You know that you are always at risk, as you go through the world, of oppressive behaviour by people who are advantaged compared to you. You know that the more powerful person may make jokes at your expense, taunt you, bully you or demean you, exclude you, harm you physically…or kill you.
The dominant person may be acting out of spite and malice, or with “good will” and the best of motives.
The more powerful person may “help” you, by insisting that you should take their advice, do what they say, because (they believe) if you do, you will be more “like them” and therefore better off.
Or, again, the more powerful person may “explain” to you because they know more about your situation than you do, because they are an “expert” in issues of disability/ education/ racism/ poverty, etc.
You can flip your experience with being at the receiving end of oppressive treatment to find a way to behave respectfully when you have power in relation to someone else.
How to Flip Your Experience
Find in your memory bank a time when you were at the receiving end of mistreatment.
Imagine yourself back into that occasion.
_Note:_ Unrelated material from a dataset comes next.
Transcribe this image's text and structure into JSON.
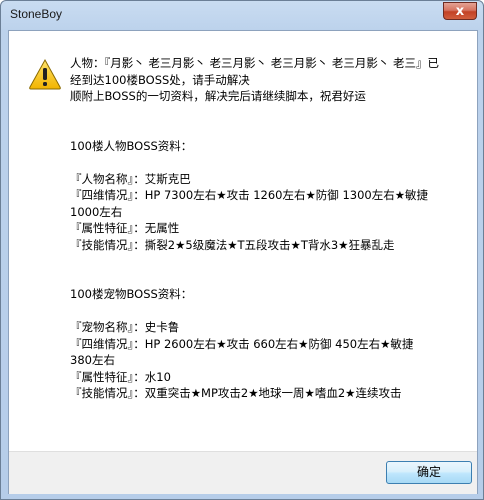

What did you feel? Humiliation? Fear? Anger? Shame?
Ask yourself: what would you have wanted the dominant person to do if they were your ally, committed to reducing the power difference and working against their own privilege?
If you could have asked that dominant person, now your ally, to support you, what would you have asked for?
Katherine uses a wheelchair. Before she goes to a restaurant she always Googles it to make sure that the restaurant is wheelchair-accessible. Often that is indicated by the disability logo.
When she went to Delicious Family Restaurant, which advertised itself with that logo, she was pleased that indeed there were no stairs to get into the restaurant, and she was given a seat in the main part of the restaurant, not off in a dark corner as so often happened.
So far so good.
She enjoyed a glass of wine and her salad.
Then she needed the washroom. She asked her server where the washroom was; they pointed down the hall. As she wheeled in that direction, she found cases of beer stacked in the hallway, making it impossible for her to pass.
If you are a walking person, you can use your memories of times when you were at a Dis/Advantage in other situations. Your memories of embarrassment, frustration, anger, shame, or helplessness in those situations will help you figure out how to be an ally to Katherine in dealing with the beer blocking the way to the washroom.
And if we don’t flip our experience?
Flipping our experiences of being oppressed is an easy way into beginning to understand the experience of those who are Dis/Advantaged compared to us. Everyone is sometimes in the advantaged position and sometimes in the Dis/Advantaged place. (Even heterosexual white anglo-saxon protestant men with no disabilities, in the prime of life, can remember what it was like to be a child or a teen in relation to parents and teachers, or a private in relation to a sergeant, or … ) If we don’t take the easy way, we’ll have to take the hard way.
Positive Outcomes from Flipping the Experience
When we flip our experience, we get in touch with the emotions the person in the Dis/Advantaged place may be feeling. The shared emotions allow us to connect across difference. And while the particulars will vary, most likely the desires of the person at a Dis/advantage are the same: to be treated with respect, and to have some control in the situation. As an ally when we have the advantage, our mandate is clear: Be respectful, and don’t take control.
What gets in the way?
These are some things that get in our way:
- Being in the position of advantage seems so “normal” that it takes a conscious effort to remember that we have the advantage, and to notice how our privilege plays out.
- It seems that using our position to take control of the situation will be the fastest, most efficient way to get things done. (It isn’t true, but it often seems like it will be.)
- If others are watching, we sometimes worry that they will think we are weak if we give up our privilege.
Like everything that serves to maintain power imbalances, our privilege, our power in a situation, will at first seem normal, natural and appropriate. That’s what makes it so hard to dismantle.